Documentário Uma noite em 67, que estreia no próximo dia 30, conta os bastidores da “época de ouro” dos festivais
Diante de uma plateia em polvorosa, Edu Lobo, Marília Medalha e o Quarteto Novo interpretam Ponteio, canção vencedora do III Festival da Música Popular Brasileira (FMPB) da TV Record. O público vai ao delírio, mal se escuta a voz dos cantores. Poderia ser um estádio de futebol, mas não: é o Teatro Paramount, em São Paulo, que naquela noite de 21 de outubro de 1967 foi palco de um dos marcos da história da música no Brasil.
Esse é o ponto de partida de Uma noite em 67, documentário de Renato Terra e Ricardo Calil que estreia no próximo dia 30 nos cinemas de todo o país. O título traduz bem o espírito da obra. Tudo se passa em uma única noite, a da final do III FMPB, que é reconstituída por meio de imagens de arquivo e entrevistas.
Sérgio Ricardo reflete sobre a desclassificação de sua Beto bom de bola depois que ele quebrou seu violão. Roberto Carlos conta por que interpretou um samba, Maria, carnaval e cinzas, que conquistou o quinto lugar da competição. Caetano Veloso e Gilberto Gil falam da ousadia de subir ao palco com duas bandas de rock para interpretar Alegria, alegria e Domingo no parque, músicas que ficaram em quarto e segundo lugar, respectivamente. E Chico Buarque explica o sucesso de Roda viva, terceira colocada no festival.
O resultado é uma espécie de making of histórico. Com o distanciamento no tempo, os entrevistados desconstroem boa parte do mito romântico criado em torno da “idade de ouro” da MPB. O primeiro a fazer isso é o próprio produtor dos festivais da TV Record, Solano Ribeiro. Ao comentar a final de 1967, ele afirma que naquele momento ninguém tinha consciência da dimensão artística, política e sociológica do evento. Aquilo era apenas um programa de televisão, afirma.
O jornalista e crítico musical Nelson Motta, compositor de uma das canções que concorriam em 1967, vai além: segundo ele, naquela época as telenovelas ainda não faziam o sucesso que fazem hoje e os programas mais populares da TV eram os musicais. A agitação em torno dos festivais, portanto, tinha muito a ver com a busca da Record por audiência.
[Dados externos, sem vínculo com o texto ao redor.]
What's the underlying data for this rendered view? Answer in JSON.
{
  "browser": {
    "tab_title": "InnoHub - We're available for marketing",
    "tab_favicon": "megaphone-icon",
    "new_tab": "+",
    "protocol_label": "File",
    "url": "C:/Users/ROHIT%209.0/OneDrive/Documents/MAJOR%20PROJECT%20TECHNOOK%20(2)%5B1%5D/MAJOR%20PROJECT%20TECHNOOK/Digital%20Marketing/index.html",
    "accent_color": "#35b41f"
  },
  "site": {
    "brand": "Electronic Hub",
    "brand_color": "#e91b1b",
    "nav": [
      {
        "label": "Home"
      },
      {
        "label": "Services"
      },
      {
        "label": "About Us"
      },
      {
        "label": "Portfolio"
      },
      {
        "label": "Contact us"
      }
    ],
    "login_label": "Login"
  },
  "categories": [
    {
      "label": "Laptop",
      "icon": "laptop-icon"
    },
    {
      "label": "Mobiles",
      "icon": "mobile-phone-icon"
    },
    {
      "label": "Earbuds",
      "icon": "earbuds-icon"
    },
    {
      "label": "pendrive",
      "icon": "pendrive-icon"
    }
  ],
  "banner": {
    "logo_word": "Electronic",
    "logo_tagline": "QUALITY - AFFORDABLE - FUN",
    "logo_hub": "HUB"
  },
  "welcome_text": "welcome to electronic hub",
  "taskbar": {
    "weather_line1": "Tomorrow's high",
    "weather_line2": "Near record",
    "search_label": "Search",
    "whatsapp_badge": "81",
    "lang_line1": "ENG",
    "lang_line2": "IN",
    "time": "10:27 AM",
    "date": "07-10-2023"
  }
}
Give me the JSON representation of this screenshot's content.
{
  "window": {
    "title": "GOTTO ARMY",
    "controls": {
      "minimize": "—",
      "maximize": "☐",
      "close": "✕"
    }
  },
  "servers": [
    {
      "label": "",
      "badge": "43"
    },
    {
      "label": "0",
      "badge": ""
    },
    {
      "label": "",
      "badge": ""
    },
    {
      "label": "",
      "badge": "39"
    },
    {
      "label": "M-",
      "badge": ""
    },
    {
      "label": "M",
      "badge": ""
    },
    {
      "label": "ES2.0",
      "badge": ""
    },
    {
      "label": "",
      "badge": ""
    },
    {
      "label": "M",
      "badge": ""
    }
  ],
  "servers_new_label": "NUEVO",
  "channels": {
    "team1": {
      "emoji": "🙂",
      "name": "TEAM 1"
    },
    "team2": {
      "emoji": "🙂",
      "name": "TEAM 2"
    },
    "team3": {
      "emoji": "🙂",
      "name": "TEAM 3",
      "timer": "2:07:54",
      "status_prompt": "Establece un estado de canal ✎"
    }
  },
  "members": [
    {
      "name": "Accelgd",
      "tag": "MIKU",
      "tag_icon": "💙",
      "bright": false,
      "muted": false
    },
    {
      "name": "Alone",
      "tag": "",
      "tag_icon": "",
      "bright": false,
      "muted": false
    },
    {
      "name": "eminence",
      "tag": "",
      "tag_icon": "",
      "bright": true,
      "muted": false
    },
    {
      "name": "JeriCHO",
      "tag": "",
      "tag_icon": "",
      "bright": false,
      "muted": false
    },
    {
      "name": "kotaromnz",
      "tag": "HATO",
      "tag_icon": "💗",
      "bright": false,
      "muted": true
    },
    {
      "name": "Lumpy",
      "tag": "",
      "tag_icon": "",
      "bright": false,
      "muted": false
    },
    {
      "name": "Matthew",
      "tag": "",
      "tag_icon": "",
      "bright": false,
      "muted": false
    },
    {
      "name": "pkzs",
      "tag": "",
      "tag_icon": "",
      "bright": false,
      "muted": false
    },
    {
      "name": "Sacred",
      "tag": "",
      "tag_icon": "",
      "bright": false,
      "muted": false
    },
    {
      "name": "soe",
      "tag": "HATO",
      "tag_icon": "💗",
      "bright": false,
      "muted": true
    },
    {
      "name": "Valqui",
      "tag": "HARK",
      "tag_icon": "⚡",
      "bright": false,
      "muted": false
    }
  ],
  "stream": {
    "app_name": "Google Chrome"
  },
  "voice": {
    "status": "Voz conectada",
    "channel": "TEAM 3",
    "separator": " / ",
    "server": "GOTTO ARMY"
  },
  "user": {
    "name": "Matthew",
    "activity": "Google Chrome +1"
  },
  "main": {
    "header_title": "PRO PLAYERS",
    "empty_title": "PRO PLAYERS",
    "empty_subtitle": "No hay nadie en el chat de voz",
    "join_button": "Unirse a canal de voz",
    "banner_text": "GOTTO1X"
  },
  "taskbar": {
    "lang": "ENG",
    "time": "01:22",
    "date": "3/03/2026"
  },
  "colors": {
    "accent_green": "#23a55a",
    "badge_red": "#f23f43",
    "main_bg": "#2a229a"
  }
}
Paulinho Machado de Carvalho, então diretor da emissora, diz que os festivais eram um espetáculo no qual cada artista desempenhava um papel: “Tinha de ser como luta livre: tinha o mocinho, o vilão, a heroína, etc”. Chico Buarque afirma que os arranjos das músicas apresentadas seguiam uma fórmula, pensada para cativar o público à primeira vista. Por fim, Edu Lobo conta que o público apostava para ver que canção ia ganhar. “Você era um cavalo”, resume o compositor.
Nada disso, porém, tira o valor artístico da música da época. Chico Buarque estava denunciando a repressão da ditadura militar em cadeia nacional, Caetano Veloso falava de guerrilha e amor livre no horário nobre e Gilberto Gil transformava uma história típica da classe trabalhadora em um sucesso da música jovem e de massas. Não era pouca coisa.
O grande mérito do documentário é mostrar em que condições específicas a MPB foi capaz de mobilizar multidões no Brasil. Deixa claro, assim, que Chico Buarque, Caetano Veloso e Gilberto Gil não são modelos eternos e universais, mas sim a expressão de um determinado momento histórico: uma época em que a MPB realmente foi popular.